Mixed data this week suggests that the Fed will not begin to back off the QE accelerator at their upcoming FOMC meeting this Tuesday and Wednesday
Total retail sales increased by 0.6 percent in May, suggesting that the American consumer may be a little more resilient than previously thought. Rising house prices and ultra-low mortgage rates are allowing households to build equity in the homes at an aggressive clip. According to the Federal Reserve’s Flow of Funds data, owners’ equity in real estate was up nearly 41 percent in March versus a year ago. Also, the S&P 500 stock index was up 22 percent in May from a year ago. Positive feedback loops within the U.S. economy will continue to drive the domestic economy forward, even as the rest of the world limps through mid-2013. Fiscal tightening will still be a drag for the remainder of this year, and we could see some dialing back of monetary policy if the Fed decides to start “calibrating” QE3 later this year. But a more resilient U.S. consumer will smooth the transition from the last five years of expansive policy to the next phase, which we might call “The Great Policy Unwind,” beginning in 2013 and extending through 2015.

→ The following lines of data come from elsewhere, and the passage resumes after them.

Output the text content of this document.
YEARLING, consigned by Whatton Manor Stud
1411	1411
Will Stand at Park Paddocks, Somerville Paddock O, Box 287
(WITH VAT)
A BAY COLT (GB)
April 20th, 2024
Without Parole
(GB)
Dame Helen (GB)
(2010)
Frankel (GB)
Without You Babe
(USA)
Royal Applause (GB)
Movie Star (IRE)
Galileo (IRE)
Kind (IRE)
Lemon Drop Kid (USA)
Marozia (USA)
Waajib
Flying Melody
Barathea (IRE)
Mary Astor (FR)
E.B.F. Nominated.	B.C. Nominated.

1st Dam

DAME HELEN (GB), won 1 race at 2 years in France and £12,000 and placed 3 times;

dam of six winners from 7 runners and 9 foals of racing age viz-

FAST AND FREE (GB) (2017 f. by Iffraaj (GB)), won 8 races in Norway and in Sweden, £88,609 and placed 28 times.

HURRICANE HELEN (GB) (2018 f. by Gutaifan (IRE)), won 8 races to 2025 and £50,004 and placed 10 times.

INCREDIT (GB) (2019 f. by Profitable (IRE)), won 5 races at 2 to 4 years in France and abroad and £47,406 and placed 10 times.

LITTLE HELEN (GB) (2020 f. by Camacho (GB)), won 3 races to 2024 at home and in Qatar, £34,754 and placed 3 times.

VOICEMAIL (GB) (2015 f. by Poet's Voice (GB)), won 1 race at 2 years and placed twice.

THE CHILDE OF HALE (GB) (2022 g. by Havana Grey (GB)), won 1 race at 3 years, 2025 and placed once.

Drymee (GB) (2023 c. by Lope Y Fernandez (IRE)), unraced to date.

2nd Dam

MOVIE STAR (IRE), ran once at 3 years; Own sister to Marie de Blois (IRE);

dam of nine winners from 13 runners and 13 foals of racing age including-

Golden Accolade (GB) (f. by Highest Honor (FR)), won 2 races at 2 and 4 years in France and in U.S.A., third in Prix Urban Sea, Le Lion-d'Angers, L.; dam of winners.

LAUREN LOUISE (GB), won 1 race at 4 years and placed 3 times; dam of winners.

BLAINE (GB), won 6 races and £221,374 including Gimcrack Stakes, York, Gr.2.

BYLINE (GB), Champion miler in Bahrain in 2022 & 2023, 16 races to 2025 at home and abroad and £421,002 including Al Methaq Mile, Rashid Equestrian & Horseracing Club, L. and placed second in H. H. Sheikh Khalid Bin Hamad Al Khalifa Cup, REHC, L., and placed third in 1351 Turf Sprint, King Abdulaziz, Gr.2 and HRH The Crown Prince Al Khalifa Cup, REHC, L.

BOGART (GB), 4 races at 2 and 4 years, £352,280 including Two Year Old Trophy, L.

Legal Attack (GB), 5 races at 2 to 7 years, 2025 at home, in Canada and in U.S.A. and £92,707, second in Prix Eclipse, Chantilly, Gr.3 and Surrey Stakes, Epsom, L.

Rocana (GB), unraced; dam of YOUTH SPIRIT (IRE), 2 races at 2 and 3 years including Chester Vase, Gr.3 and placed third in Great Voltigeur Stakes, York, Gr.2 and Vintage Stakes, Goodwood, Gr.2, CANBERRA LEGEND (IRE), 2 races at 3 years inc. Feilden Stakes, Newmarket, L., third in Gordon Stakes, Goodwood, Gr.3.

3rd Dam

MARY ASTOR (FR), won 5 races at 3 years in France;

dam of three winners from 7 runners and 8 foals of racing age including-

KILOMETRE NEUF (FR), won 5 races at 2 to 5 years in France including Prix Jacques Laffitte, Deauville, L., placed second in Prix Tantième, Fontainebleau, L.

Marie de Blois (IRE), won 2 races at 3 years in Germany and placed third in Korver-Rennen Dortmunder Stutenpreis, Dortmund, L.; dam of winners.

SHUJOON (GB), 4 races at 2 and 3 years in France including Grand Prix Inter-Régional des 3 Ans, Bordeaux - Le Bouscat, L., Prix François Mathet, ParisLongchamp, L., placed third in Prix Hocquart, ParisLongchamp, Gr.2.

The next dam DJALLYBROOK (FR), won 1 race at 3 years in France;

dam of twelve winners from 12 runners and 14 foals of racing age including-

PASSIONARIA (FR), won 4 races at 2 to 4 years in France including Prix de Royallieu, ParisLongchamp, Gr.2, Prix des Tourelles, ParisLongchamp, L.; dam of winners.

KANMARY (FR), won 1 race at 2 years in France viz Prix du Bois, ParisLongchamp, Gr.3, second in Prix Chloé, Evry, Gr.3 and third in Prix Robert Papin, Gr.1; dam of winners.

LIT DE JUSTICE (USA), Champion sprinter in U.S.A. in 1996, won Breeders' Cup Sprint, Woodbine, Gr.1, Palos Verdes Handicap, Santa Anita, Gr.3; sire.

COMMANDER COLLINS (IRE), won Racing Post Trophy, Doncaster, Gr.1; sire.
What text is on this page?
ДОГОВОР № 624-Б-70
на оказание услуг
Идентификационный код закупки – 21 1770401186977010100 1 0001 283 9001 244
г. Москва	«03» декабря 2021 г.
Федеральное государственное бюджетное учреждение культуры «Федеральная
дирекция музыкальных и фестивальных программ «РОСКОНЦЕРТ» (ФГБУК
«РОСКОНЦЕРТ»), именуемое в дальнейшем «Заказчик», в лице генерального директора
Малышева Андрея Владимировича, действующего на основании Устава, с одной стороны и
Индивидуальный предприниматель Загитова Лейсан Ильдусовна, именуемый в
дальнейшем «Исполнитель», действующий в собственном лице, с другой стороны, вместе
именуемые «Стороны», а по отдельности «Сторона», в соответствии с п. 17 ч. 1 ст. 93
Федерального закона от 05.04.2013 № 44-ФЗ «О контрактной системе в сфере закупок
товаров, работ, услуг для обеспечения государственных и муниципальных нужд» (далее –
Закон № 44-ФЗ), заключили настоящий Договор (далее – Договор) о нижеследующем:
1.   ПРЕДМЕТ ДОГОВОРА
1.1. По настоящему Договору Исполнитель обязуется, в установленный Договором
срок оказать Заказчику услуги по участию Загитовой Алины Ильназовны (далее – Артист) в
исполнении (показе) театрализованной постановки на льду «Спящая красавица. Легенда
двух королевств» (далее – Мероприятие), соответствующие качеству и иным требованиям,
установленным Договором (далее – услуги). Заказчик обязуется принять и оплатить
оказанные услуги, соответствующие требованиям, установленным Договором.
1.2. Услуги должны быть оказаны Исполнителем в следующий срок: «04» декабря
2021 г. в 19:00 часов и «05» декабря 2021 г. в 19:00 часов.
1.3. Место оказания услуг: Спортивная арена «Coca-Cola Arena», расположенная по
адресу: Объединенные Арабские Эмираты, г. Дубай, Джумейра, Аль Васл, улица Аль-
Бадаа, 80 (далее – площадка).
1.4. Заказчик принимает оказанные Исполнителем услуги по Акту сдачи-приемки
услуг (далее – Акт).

Total business inventories gained a moderate 0.3 percent in May as retailers stocked up. An elevation in the overall inventory/sale ratio to the upper end of its normal range over the last 10 years suggests that overall inventory accumulation will be cautious through mid-2013. Initial claims for unemployment insurance for the week ending June 8 declined by 12,000 to hit 334,000. UI claims have been somewhat erratic this year but the overall trend looks good.
Producer prices for May came in hotter than expected with the finished goods PPI gaining 0.5 percent, well above the consensus guess of 0.1 percent. The price index for finished energy goods was up 1.3 percent for the month, reversing a two-month drop. Natural gas prices bouncing off the bottom helped to push the energy index up. Finished food prices were up 0.6 percent as egg prices surged 42 percent in a month. The core PPI index (less food and energy) was up just 0.1 percent for the month, and is up 1.7 percent over the past 12 months.
Total industrial production for May was unchanged, after declining by 0.4 percent in April. Manufacturing production increased by 0.1 percent in May, but has dipped in three out of the last five months. The big drag on IP for May was in the utilities sector where output declined by 1.8 percent. Overall capacity utilization dipped slightly to 77.6 percent in May. The University of Michigan’s Consumer Sentiment Index dipped in May to 82.7 percent.